Claim: Andrew Yang claimed at the Democratic presidential debate on Tuesday that one reason voters in Ohio cast their ballots for Donald Trump in 2016 is that the state lost 300,000 manufacturing jobs.
Facts: In 1995, Ohio had 1.05 million manufacturing jobs, according to data from the Bureau of Labor Statistics. By November of 2016, this had fallen to 686,3ooo. That’s a loss of over 358,000 jobs.
Critics of America’s trade policies often cite 1995 because the North American Free Trade Agreement was signed a year earlier. The bulk of the job losses, however, came after China’s ascension to the World Trade Organization. The financial crisis accelerated the pace of losses.
But the job losses had been going on for even longer than that. Between 1969 and 2009, Ohio lost 750,000 manufacturing jobs according to the Carnegie Endowment for Peace.
Yang may have been referring to jobs lost since the turn of the century. From January of 2001 through November 2016, Ohio shed around 306,000 manufacturing jobs.

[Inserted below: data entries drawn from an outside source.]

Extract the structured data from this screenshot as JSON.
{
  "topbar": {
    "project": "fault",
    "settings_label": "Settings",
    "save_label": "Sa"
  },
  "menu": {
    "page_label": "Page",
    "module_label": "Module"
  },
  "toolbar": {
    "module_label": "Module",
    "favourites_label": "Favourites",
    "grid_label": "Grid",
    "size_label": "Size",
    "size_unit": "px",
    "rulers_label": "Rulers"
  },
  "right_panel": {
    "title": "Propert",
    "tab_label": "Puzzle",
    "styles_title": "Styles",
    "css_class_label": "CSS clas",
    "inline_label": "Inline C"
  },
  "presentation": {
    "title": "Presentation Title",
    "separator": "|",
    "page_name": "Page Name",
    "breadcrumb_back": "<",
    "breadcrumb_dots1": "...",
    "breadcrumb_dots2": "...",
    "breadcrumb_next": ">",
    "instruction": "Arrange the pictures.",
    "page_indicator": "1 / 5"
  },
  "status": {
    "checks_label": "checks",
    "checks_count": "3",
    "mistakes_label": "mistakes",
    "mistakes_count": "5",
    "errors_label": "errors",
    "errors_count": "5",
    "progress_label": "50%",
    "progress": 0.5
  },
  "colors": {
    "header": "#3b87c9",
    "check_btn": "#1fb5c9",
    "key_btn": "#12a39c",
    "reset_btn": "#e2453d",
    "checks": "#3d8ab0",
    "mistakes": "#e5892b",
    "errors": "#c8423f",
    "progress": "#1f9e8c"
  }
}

But manufacturing jobs have been returning to Ohio. As of August 2019, the most recent date for which data is available, Ohio had around 704,100 manufacturing jobs. That brings the job losses since 1995 down to 347,000.
Verdict: Yang actually understated the number of manufacturing jobs lost in Ohio, perhaps unintentionally weakening his point that economic dislocation is driving voters to support President Trump.